Il Recovery Plan è spesso descritto come iniziativa franco-tedesca e di sicuro lo è. Ma essa non avrebbe avuto luogo se Conte – con Madrid e Lisbona – non avesse spinto per ottenere il salto di qualità che l’Unione non aveva saputo fare dopo la crisi del 2008: l’indebitamento in comune, per fronteggiare la più grande sciagura abbattutasi nella storia del continente.
Non è detto che Conte supererà le faide della sua maggioranza.
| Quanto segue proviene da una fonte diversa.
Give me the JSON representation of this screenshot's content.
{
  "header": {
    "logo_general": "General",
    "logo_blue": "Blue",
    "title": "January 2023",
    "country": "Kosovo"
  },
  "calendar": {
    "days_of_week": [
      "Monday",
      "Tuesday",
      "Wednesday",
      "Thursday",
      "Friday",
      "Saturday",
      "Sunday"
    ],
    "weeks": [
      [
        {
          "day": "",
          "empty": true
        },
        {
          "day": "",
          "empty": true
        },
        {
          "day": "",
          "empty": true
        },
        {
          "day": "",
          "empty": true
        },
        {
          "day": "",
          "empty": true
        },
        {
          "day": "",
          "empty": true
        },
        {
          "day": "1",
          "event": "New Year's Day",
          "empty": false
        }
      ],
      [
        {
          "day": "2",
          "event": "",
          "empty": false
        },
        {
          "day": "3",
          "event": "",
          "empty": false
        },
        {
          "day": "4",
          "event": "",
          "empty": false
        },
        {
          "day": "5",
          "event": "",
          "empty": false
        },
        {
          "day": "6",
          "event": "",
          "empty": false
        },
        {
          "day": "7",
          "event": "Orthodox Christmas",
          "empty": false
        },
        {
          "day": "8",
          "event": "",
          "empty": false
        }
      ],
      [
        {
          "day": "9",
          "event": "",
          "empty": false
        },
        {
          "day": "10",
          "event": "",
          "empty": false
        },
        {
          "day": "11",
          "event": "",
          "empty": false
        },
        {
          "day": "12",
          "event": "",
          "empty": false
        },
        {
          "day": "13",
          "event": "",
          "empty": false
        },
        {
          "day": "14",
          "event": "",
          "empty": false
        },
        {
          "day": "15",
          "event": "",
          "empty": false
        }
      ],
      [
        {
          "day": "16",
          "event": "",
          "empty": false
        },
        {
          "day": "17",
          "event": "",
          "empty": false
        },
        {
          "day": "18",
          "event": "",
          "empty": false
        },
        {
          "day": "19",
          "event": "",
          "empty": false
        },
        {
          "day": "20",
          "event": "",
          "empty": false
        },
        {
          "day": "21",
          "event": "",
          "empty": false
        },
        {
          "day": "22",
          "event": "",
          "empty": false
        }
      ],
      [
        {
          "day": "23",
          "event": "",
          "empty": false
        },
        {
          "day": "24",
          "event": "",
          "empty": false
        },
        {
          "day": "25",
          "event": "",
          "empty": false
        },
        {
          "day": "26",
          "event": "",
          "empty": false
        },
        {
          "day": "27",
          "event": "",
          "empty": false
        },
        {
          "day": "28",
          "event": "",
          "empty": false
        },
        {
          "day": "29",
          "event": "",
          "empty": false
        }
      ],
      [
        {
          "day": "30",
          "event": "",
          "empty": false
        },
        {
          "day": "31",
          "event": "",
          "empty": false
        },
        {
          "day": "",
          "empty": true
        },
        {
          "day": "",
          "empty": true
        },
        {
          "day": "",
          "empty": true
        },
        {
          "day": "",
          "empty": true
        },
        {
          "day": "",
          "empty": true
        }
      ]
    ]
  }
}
Ma una cosa è certa: esistono poteri che faranno di tutto per abbatterlo, e azzerare il cambio di rotta impresso alla politica e all’economia del paese. Sono forze indifferenti alla sciagura pandemica, che non ascoltano i moniti di Crisanti o Massimo Galli, che vogliono restituire prerogative alla politica classica: quella che si è resa responsabile della nostra gigantesca impreparazione sanitaria, che per anni ha mostrato di non saper spendere i soldi Ue permettendo che ne lucrasse la malavita. Quando penso a quel che accadde nel 2019 a Strasburgo, mi dico che le accuse di Verhofstadt dovrebbero oggi essere rivolte a chi vuol abbattere Conte. Mi chiedo a cosa mirino i disfattisti: di quali lobby, di quali comitati d’affari siano oggi i burattini. Sento risuonare un immenso “chi se ne frega” a proposito della pandemia, più che mai acuto da quando sono in arrivo i vaccini.